Josie's pay [tex]a_n[/tex] from company A in the [tex]n[/tex]-th year is given recursively by
[tex]\begin{cases} a_1 = 42000 \\ a_{n+1} = a_n + 4000 & \text{for } n\ge1 \end{cases}[/tex]
while her pay [tex]b_n[/tex] from company B is
[tex]\begin{cases} b_1 = 42000 \\ b_{n+1} = 1.09 b_n & \text{for } n \ge1 \end{cases}[/tex]
From these recurrences, we have
[tex]a_2 - a_1 = 4000[/tex]
[tex]a_3 - a_2 = 4000[/tex]
[tex]a_4 - a_3 = 4000[/tex]
and so on - this is just confirming that the pay from company A increases at flat rate of $4000 each year.
Similarly,
[tex]b_2 = 1.09 b_1 = 45780 \implies b_2 - b_1 = 3780[/tex]
[tex]b_3 = 1.09 b_2 \approx 49900 \implies b_3 - b_2 \approx 4120[/tex]
[tex]b_4 = 1.09 b_3 \approx 54391 \implies b_4 - b_3 \approx 4491[/tex]
and we see here that [tex]b_n[/tex] increases at a larger rate year.
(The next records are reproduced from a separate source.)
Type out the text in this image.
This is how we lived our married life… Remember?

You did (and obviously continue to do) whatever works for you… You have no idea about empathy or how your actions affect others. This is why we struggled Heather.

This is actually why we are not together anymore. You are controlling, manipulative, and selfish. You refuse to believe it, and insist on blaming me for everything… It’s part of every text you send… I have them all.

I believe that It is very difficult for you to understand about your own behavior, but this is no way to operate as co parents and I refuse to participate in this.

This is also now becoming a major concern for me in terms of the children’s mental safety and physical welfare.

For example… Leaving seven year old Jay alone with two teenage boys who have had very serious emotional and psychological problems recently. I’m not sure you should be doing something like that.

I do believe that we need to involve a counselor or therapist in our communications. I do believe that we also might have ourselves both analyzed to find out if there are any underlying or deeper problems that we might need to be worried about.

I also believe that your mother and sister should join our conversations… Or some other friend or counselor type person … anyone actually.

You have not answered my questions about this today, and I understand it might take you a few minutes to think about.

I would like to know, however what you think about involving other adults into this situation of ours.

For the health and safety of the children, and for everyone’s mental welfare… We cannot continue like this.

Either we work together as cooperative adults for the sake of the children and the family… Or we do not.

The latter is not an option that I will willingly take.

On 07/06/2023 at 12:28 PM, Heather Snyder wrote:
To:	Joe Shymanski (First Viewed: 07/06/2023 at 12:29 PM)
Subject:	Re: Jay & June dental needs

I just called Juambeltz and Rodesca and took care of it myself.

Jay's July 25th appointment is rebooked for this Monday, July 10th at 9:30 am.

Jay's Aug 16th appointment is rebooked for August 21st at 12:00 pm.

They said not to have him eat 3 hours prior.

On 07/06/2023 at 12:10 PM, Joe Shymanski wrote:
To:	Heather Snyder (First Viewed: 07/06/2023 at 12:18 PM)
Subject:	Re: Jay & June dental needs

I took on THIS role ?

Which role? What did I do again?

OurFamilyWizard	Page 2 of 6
In only 2 years of working at company B, Josie would be making more money, and the amount by which her salary increases each year is also increasing.
Assuming Josie hopes to make more money, invest in her future, etc, she should take the offer from company B.